Grace salua d’un signe de tête et, tout en posant un doigt sur sa poitrine, elle prononça son prénom à plusieurs reprises. La jeune femme inuite comprit et lui répondit.
— Kaliska.
Puis elle tendit le doigt vers sa fille.
— Ayanna.
Grace leur sourit. À ses côtés, elle vit Naïs qui accordait un regard mélancolique à la petite, se comparant probablement à cette mère qui vivait auprès de son enfant, alors qu’elle connaissait à peine sa propre fille.
L’agente se frotta les yeux.
— Tu n’en peux plus, lui glissa Grace, faisant semblant de croire que ses yeux avaient rougi sous l’effet de la fatigue. Dors un peu, je te réveillerai.
Naïs acquiesça et s’allongea.
Bientôt, seules les braises palpitaient à l’intérieur de la petite habitation. Dehors, le vent hurlait et l’on entendait les flocons de glace cingler les parois protectrices de l’igloo. On était en plein milieu de journée, mais l’obscurité devait être totale.
Grace écoutait les respirations. Celles de la jeune femme et de la fillette témoignaient déjà de leur endormissement. Tout comme celle de Naïs.
Elle s’efforça de réfléchir à ce qui leur resterait à faire si elles ne trouvaient aucune trace de Neil dans ce campement. Quelle nouvelle impulsion pourrait-elle donner à leur enquête ? Grace n’en voyait aucune. Elles seraient donc allées si loin pour rien. Absolument rien.

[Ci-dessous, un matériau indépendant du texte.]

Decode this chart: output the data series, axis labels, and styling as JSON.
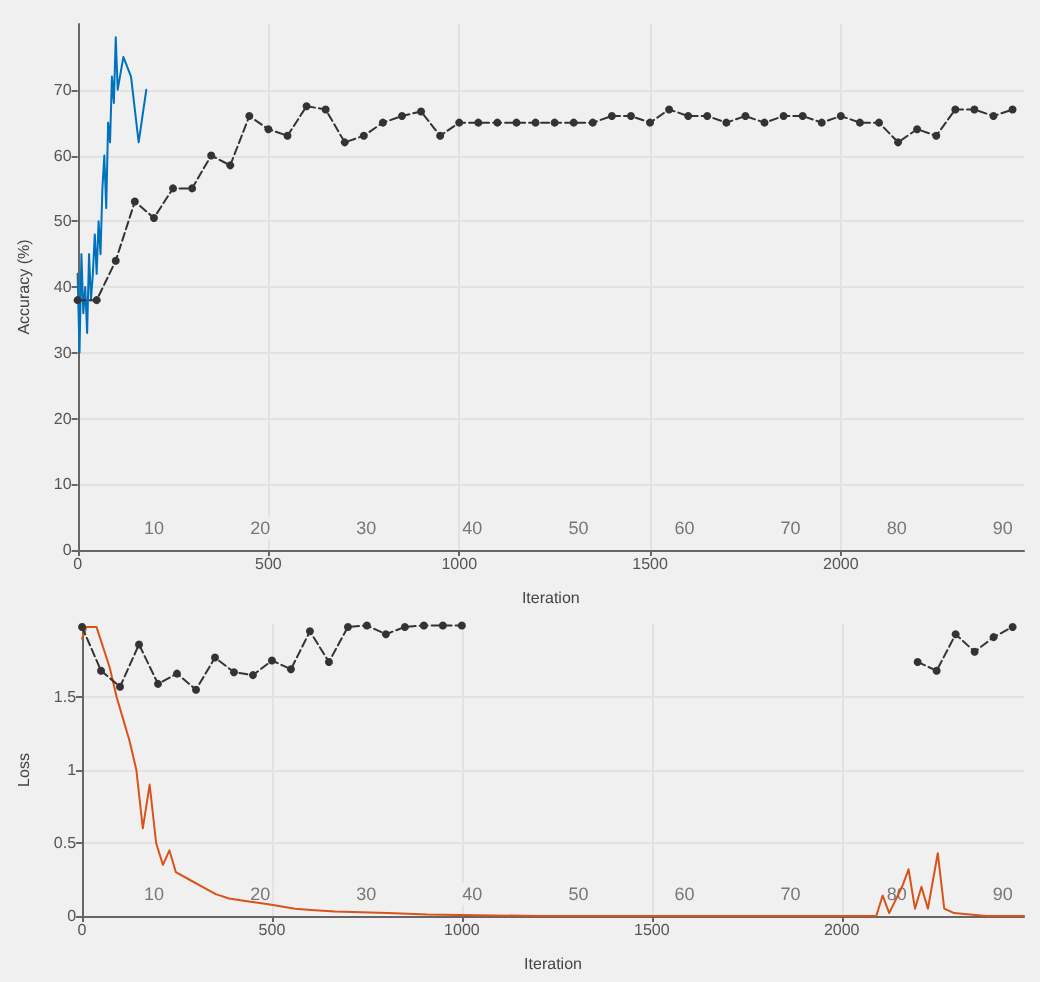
{
  "chart_data": [
    {
      "type": "line",
      "ylabel": "Accuracy (%)",
      "xlabel": "Iteration",
      "xlim": [
        0,
        2480
      ],
      "xticks": [
        0,
        500,
        1000,
        1500,
        2000
      ],
      "ylim": [
        0,
        80
      ],
      "yticks": [
        0,
        10,
        20,
        30,
        40,
        50,
        60,
        70
      ],
      "grid": true,
      "series": [
        {
          "color": "#0072bd",
          "marker": "none",
          "line_style": "solid",
          "x": [
            0,
            5,
            10,
            15,
            20,
            25,
            30,
            35,
            40,
            45,
            50,
            55,
            60,
            65,
            70,
            75,
            80,
            85,
            90,
            95,
            100,
            105,
            120,
            140,
            160,
            180
          ],
          "values": [
            42,
            30,
            45,
            36,
            40,
            33,
            45,
            38,
            42,
            48,
            42,
            50,
            45,
            55,
            60,
            52,
            65,
            62,
            72,
            68,
            78,
            70,
            75,
            72,
            62,
            70
          ]
        },
        {
          "color": "#333333",
          "marker": "circle",
          "line_style": "dashed",
          "x": [
            0,
            50,
            100,
            150,
            200,
            250,
            300,
            350,
            400,
            450,
            500,
            550,
            600,
            650,
            700,
            750,
            800,
            850,
            900,
            950,
            1000,
            1050,
            1100,
            1150,
            1200,
            1250,
            1300,
            1350,
            1400,
            1450,
            1500,
            1550,
            1600,
            1650,
            1700,
            1750,
            1800,
            1850,
            1900,
            1950,
            2000,
            2050,
            2100,
            2150,
            2200,
            2250,
            2300,
            2350,
            2400,
            2450
          ],
          "values": [
            38,
            38,
            44,
            53,
            50.5,
            55,
            55,
            60,
            58.5,
            66,
            64,
            63,
            67.5,
            67,
            62,
            63,
            65,
            66,
            66.7,
            63,
            65,
            65,
            65,
            65,
            65,
            65,
            65,
            65,
            66,
            66,
            65,
            67,
            66,
            66,
            65,
            66,
            65,
            66,
            66,
            65,
            66,
            65,
            65,
            62,
            64,
            63,
            67,
            67,
            66,
            67
          ]
        }
      ],
      "annotations": [
        "10",
        "20",
        "30",
        "40",
        "50",
        "60",
        "70",
        "80",
        "90"
      ]
    },
    {
      "type": "line",
      "ylabel": "Loss",
      "xlabel": "Iteration",
      "xlim": [
        0,
        2480
      ],
      "xticks": [
        0,
        500,
        1000,
        1500,
        2000
      ],
      "ylim": [
        0,
        2
      ],
      "yticks": [
        0,
        0.5,
        1,
        1.5
      ],
      "grid": true,
      "series": [
        {
          "color": "#d95319",
          "marker": "none",
          "line_style": "solid",
          "x": [
            0,
            12,
            38,
            73,
            91,
            108,
            125,
            143,
            160,
            178,
            195,
            213,
            230,
            247,
            282,
            317,
            352,
            387,
            439,
            491,
            561,
            613,
            666,
            805,
            909,
            1200,
            1600,
            2091,
            2108,
            2125,
            2159,
            2176,
            2193,
            2210,
            2227,
            2253,
            2270,
            2296,
            2380,
            2480
          ],
          "values": [
            1.9,
            1.98,
            1.98,
            1.7,
            1.5,
            1.35,
            1.2,
            1.0,
            0.6,
            0.9,
            0.5,
            0.35,
            0.45,
            0.3,
            0.25,
            0.2,
            0.15,
            0.12,
            0.1,
            0.08,
            0.05,
            0.04,
            0.03,
            0.02,
            0.01,
            0,
            0,
            0,
            0.14,
            0.02,
            0.2,
            0.32,
            0.05,
            0.2,
            0.05,
            0.43,
            0.05,
            0.02,
            0,
            0
          ]
        },
        {
          "color": "#333333",
          "marker": "circle",
          "line_style": "dashed",
          "x": [
            0,
            50,
            100,
            150,
            200,
            250,
            300,
            350,
            400,
            450,
            500,
            550,
            600,
            650,
            700,
            750,
            800,
            850,
            900,
            950,
            1000,
            1050,
            2150,
            2200,
            2250,
            2300,
            2350,
            2400,
            2450
          ],
          "values": [
            1.98,
            1.68,
            1.57,
            1.86,
            1.59,
            1.66,
            1.55,
            1.77,
            1.67,
            1.65,
            1.75,
            1.69,
            1.95,
            1.74,
            1.98,
            1.99,
            1.93,
            1.98,
            1.99,
            1.99,
            1.99,
            null,
            null,
            1.74,
            1.68,
            1.93,
            1.81,
            1.91,
            1.98
          ]
        }
      ],
      "annotations": [
        "10",
        "20",
        "30",
        "40",
        "50",
        "60",
        "70",
        "80",
        "90"
      ]
    }
  ]
}
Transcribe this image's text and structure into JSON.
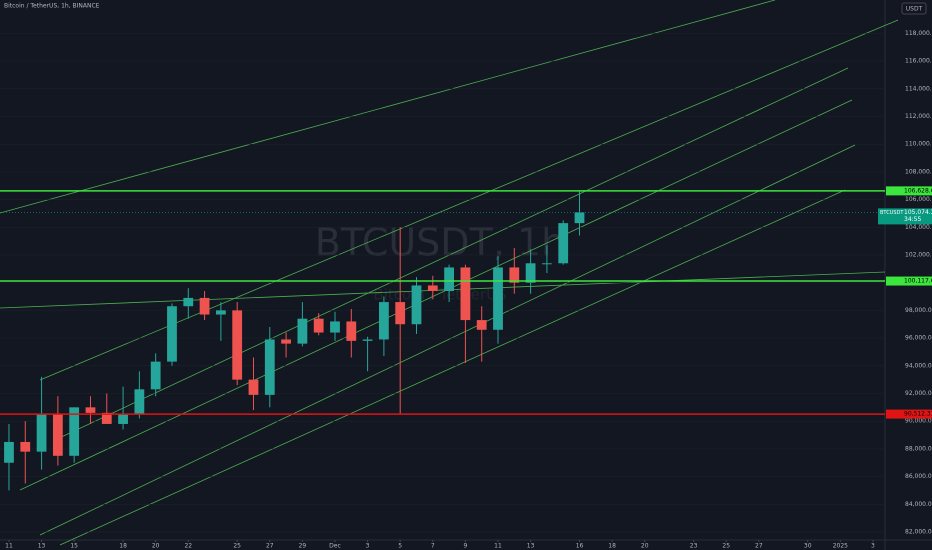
{
  "header": {
    "title": "Bitcoin / TetherUS, 1h, BINANCE",
    "currency": "USDT"
  },
  "chart_data": {
    "type": "candlestick",
    "watermark": "BTCUSDT, 1h",
    "watermark_sub": "Bitcoin / TetherUS",
    "x": [
      0,
      1,
      2,
      3,
      4,
      5,
      6,
      7,
      8,
      9,
      10,
      11,
      12,
      13,
      14,
      15,
      16,
      17,
      18,
      19,
      20,
      21,
      22,
      23,
      24,
      25,
      26,
      27,
      28,
      29,
      30,
      31,
      32,
      33,
      34,
      35
    ],
    "open": [
      87000,
      88500,
      87800,
      90500,
      87500,
      91000,
      90600,
      89800,
      90500,
      92300,
      94300,
      98300,
      98900,
      97700,
      98000,
      93000,
      91900,
      95900,
      95600,
      97400,
      96400,
      97200,
      95800,
      95900,
      98600,
      97000,
      99800,
      99400,
      101100,
      97300,
      96600,
      101100,
      100000,
      101400,
      101400,
      104300
    ],
    "high": [
      89800,
      90000,
      93200,
      91800,
      91000,
      91800,
      92000,
      92500,
      93600,
      94900,
      98500,
      99600,
      99400,
      98600,
      98600,
      94600,
      96800,
      96400,
      98600,
      97800,
      97900,
      98100,
      96100,
      99000,
      104000,
      100400,
      100500,
      101300,
      101300,
      98300,
      101900,
      102500,
      102400,
      102700,
      104500,
      106600
    ],
    "low": [
      85000,
      85500,
      86500,
      86800,
      87000,
      89800,
      90000,
      89400,
      90200,
      91800,
      94000,
      97400,
      97300,
      95800,
      92600,
      90800,
      91000,
      94600,
      95400,
      96200,
      95800,
      94600,
      93600,
      94700,
      90500,
      96300,
      98800,
      98600,
      94200,
      94300,
      95600,
      99200,
      99200,
      100700,
      101300,
      103400
    ],
    "close": [
      88500,
      87800,
      90500,
      87500,
      91000,
      90600,
      89800,
      90500,
      92300,
      94300,
      98300,
      98900,
      97700,
      98000,
      93000,
      91900,
      95900,
      95600,
      97400,
      96400,
      97200,
      95800,
      95900,
      98600,
      97000,
      99800,
      99400,
      101100,
      97300,
      96600,
      101100,
      100000,
      101400,
      101400,
      104300,
      105074.33
    ],
    "up_color": "#26a69a",
    "down_color": "#ef5350",
    "xlim": [
      -0.55,
      53.74
    ],
    "xticks": [
      {
        "value": 0,
        "label": "11"
      },
      {
        "value": 2,
        "label": "13"
      },
      {
        "value": 4,
        "label": "15"
      },
      {
        "value": 7,
        "label": "18"
      },
      {
        "value": 9,
        "label": "20"
      },
      {
        "value": 11,
        "label": "22"
      },
      {
        "value": 14,
        "label": "25"
      },
      {
        "value": 16,
        "label": "27"
      },
      {
        "value": 18,
        "label": "29"
      },
      {
        "value": 20,
        "label": "Dec"
      },
      {
        "value": 22,
        "label": "3"
      },
      {
        "value": 24,
        "label": "5"
      },
      {
        "value": 26,
        "label": "7"
      },
      {
        "value": 28,
        "label": "9"
      },
      {
        "value": 30,
        "label": "11"
      },
      {
        "value": 32,
        "label": "13"
      },
      {
        "value": 35,
        "label": "16"
      },
      {
        "value": 37,
        "label": "18"
      },
      {
        "value": 39,
        "label": "20"
      },
      {
        "value": 42,
        "label": "23"
      },
      {
        "value": 44,
        "label": "25"
      },
      {
        "value": 46,
        "label": "27"
      },
      {
        "value": 49,
        "label": "30"
      },
      {
        "value": 51,
        "label": "2025"
      },
      {
        "value": 53,
        "label": "3"
      }
    ],
    "ylim": [
      81060,
      120410
    ],
    "yticks": [
      {
        "value": 82000,
        "label": "82,000.00"
      },
      {
        "value": 84000,
        "label": "84,000.00"
      },
      {
        "value": 86000,
        "label": "86,000.00"
      },
      {
        "value": 88000,
        "label": "88,000.00"
      },
      {
        "value": 90000,
        "label": "90,000.00"
      },
      {
        "value": 92000,
        "label": "92,000.00"
      },
      {
        "value": 94000,
        "label": "94,000.00"
      },
      {
        "value": 96000,
        "label": "96,000.00"
      },
      {
        "value": 98000,
        "label": "98,000.00"
      },
      {
        "value": 100000,
        "label": "100,000.00"
      },
      {
        "value": 102000,
        "label": "102,000.00"
      },
      {
        "value": 104000,
        "label": "104,000.00"
      },
      {
        "value": 106000,
        "label": "106,000.00"
      },
      {
        "value": 108000,
        "label": "108,000.00"
      },
      {
        "value": 110000,
        "label": "110,000.00"
      },
      {
        "value": 112000,
        "label": "112,000.00"
      },
      {
        "value": 114000,
        "label": "114,000.00"
      },
      {
        "value": 116000,
        "label": "116,000.00"
      },
      {
        "value": 118000,
        "label": "118,000.00"
      }
    ],
    "levels": [
      {
        "value": 106628.68,
        "label": "106,628.68",
        "color": "#3ce63c"
      },
      {
        "value": 100117.64,
        "label": "100,117.64",
        "color": "#3ce63c"
      },
      {
        "value": 90512.31,
        "label": "90,512.31",
        "color": "#e01414"
      }
    ],
    "last": {
      "name": "BTCUSDT",
      "value": 105074.33,
      "label": "105,074.33",
      "countdown": "34:55",
      "color": "#089981"
    }
  }
}
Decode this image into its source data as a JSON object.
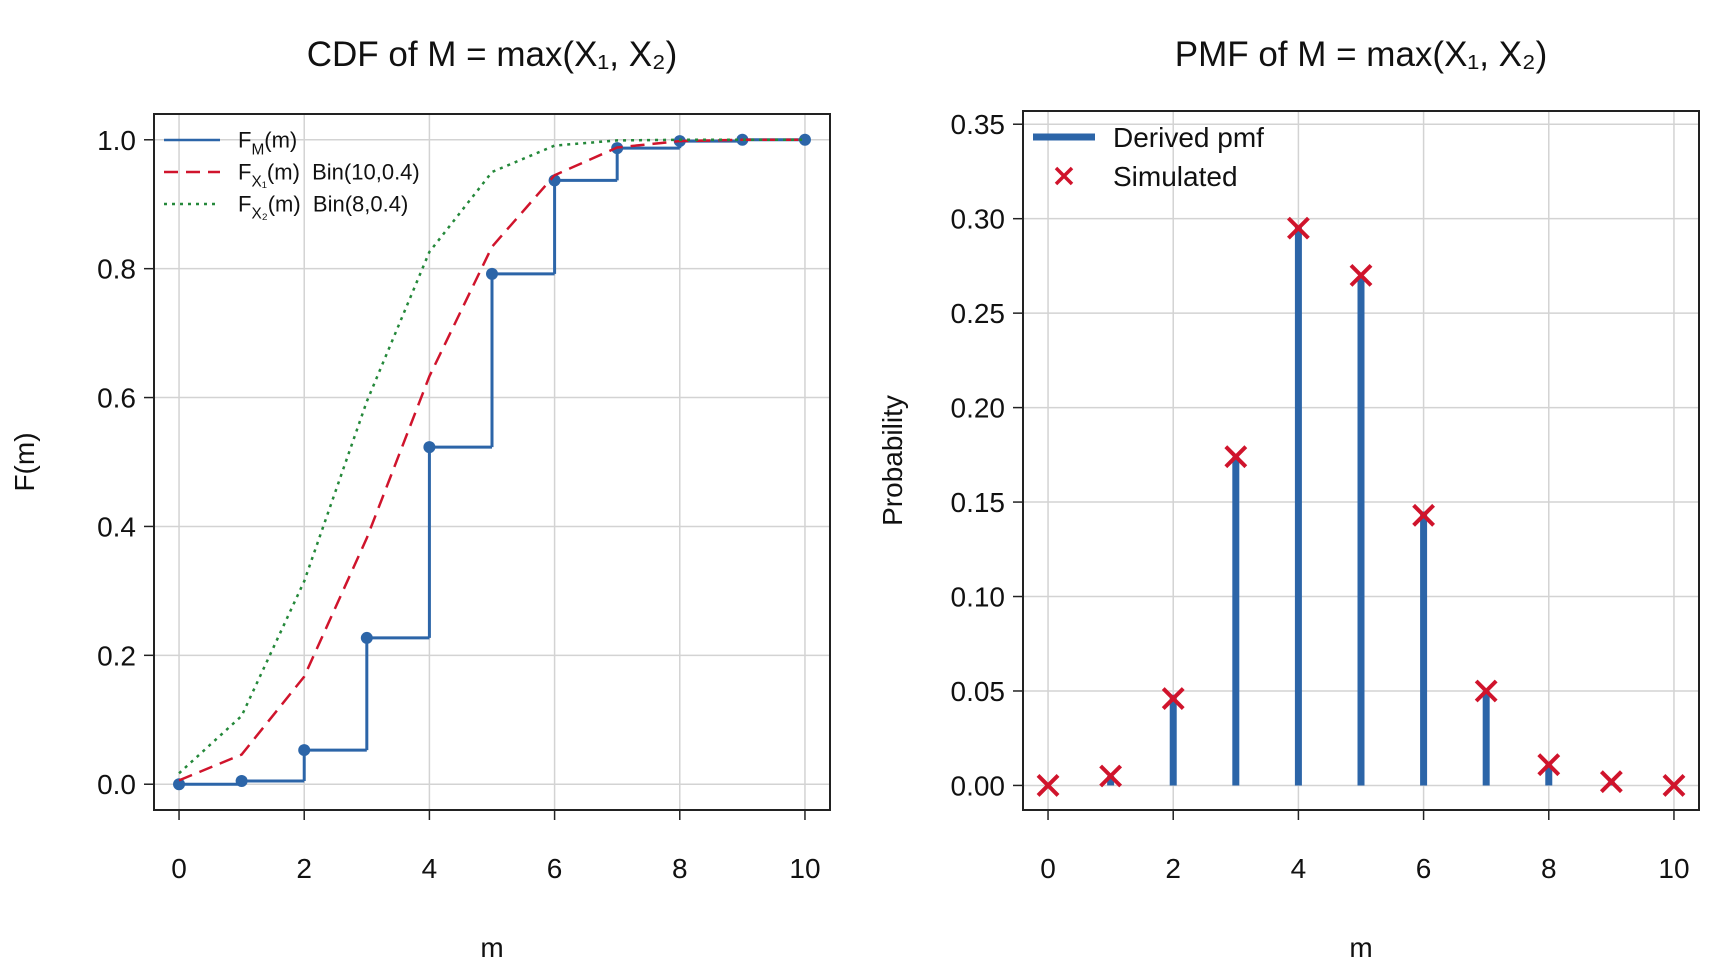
{
  "chart_data": [
    {
      "type": "line",
      "title": "CDF of M = max(X₁, X₂)",
      "x_label": "m",
      "y_label": "F(m)",
      "x": [
        0,
        1,
        2,
        3,
        4,
        5,
        6,
        7,
        8,
        9,
        10
      ],
      "xlim": [
        -0.4,
        10.4
      ],
      "ylim": [
        -0.04,
        1.04
      ],
      "xticks": [
        0,
        2,
        4,
        6,
        8,
        10
      ],
      "yticks": [
        {
          "value": 0,
          "label": "0.0"
        },
        0.2,
        0.4,
        0.6,
        0.8,
        {
          "value": 1,
          "label": "1.0"
        }
      ],
      "grid": true,
      "legend": "top-left",
      "series": [
        {
          "name": [
            {
              "text": "F"
            },
            {
              "text": "M",
              "sub": true
            },
            {
              "text": "(m)"
            }
          ],
          "color": "#2c65a8",
          "style": "step",
          "values": [
            0,
            0.005,
            0.053,
            0.227,
            0.523,
            0.792,
            0.937,
            0.987,
            0.998,
            1,
            1
          ]
        },
        {
          "name": [
            {
              "text": "F"
            },
            {
              "text": "X₁",
              "sub": true
            },
            {
              "text": "(m)  Bin(10,0.4)"
            }
          ],
          "color": "#d0142c",
          "style": "dashed",
          "values": [
            0.006,
            0.046,
            0.167,
            0.382,
            0.633,
            0.834,
            0.945,
            0.988,
            0.998,
            1,
            1
          ]
        },
        {
          "name": [
            {
              "text": "F"
            },
            {
              "text": "X₂",
              "sub": true
            },
            {
              "text": "(m)  Bin(8,0.4)"
            }
          ],
          "color": "#24883a",
          "style": "dotted",
          "values": [
            0.017,
            0.106,
            0.315,
            0.594,
            0.826,
            0.95,
            0.991,
            0.999,
            1,
            1,
            1
          ]
        }
      ]
    },
    {
      "type": "stem",
      "title": "PMF of M = max(X₁, X₂)",
      "x_label": "m",
      "y_label": "Probability",
      "x": [
        0,
        1,
        2,
        3,
        4,
        5,
        6,
        7,
        8,
        9,
        10
      ],
      "xlim": [
        -0.4,
        10.4
      ],
      "ylim": [
        -0.013,
        0.357
      ],
      "xticks": [
        0,
        2,
        4,
        6,
        8,
        10
      ],
      "yticks": [
        {
          "value": 0,
          "label": "0.00"
        },
        0.05,
        {
          "value": 0.1,
          "label": "0.10"
        },
        0.15,
        {
          "value": 0.2,
          "label": "0.20"
        },
        0.25,
        {
          "value": 0.3,
          "label": "0.30"
        },
        0.35
      ],
      "grid": true,
      "legend": "top-left",
      "series": [
        {
          "name": [
            {
              "text": "Derived pmf"
            }
          ],
          "color": "#2c65a8",
          "style": "stem",
          "values": [
            0,
            0.005,
            0.048,
            0.174,
            0.296,
            0.269,
            0.145,
            0.05,
            0.011,
            0.002,
            0
          ]
        },
        {
          "name": [
            {
              "text": "Simulated"
            }
          ],
          "color": "#d0142c",
          "style": "cross",
          "values": [
            0,
            0.005,
            0.046,
            0.174,
            0.295,
            0.27,
            0.143,
            0.05,
            0.011,
            0.002,
            0
          ]
        }
      ]
    }
  ]
}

La mort de Yan la tourmenta avec une acuité accrue par le spectre de l’échec. Cette existence, sacrifiée pour rien.
Et dans l’obscurité froide, il lui sembla voir le jeune homme agonisant dans la grotte, essayant de lui dire combien il aurait aimé vivre. Grace endura son supplice jusqu’à ce que ses nerfs épuisent ses ultimes forces pour la conduire à son tour vers l’endormissement.
Elle se réveilla en sursaut et se redressa sur sa fourrure. Le feu n’était plus qu’un œil écarlate à la paupière lourde et elle en conclut qu’elle s’était assoupie au moins pendant deux heures. Un bruit étrange, venant du dehors, l’avait tirée de son sommeil.
Elle tendit l’oreille. Il ne s’agissait que du vent glissant contre les murs de l’igloo. Non. Le son était trop saccadé, trop aigu, trop humain, surtout. Elle bloqua sa respiration et ferma les yeux.
Sans aucun doute, elle discernait des sanglots. Des sanglots d’enfant.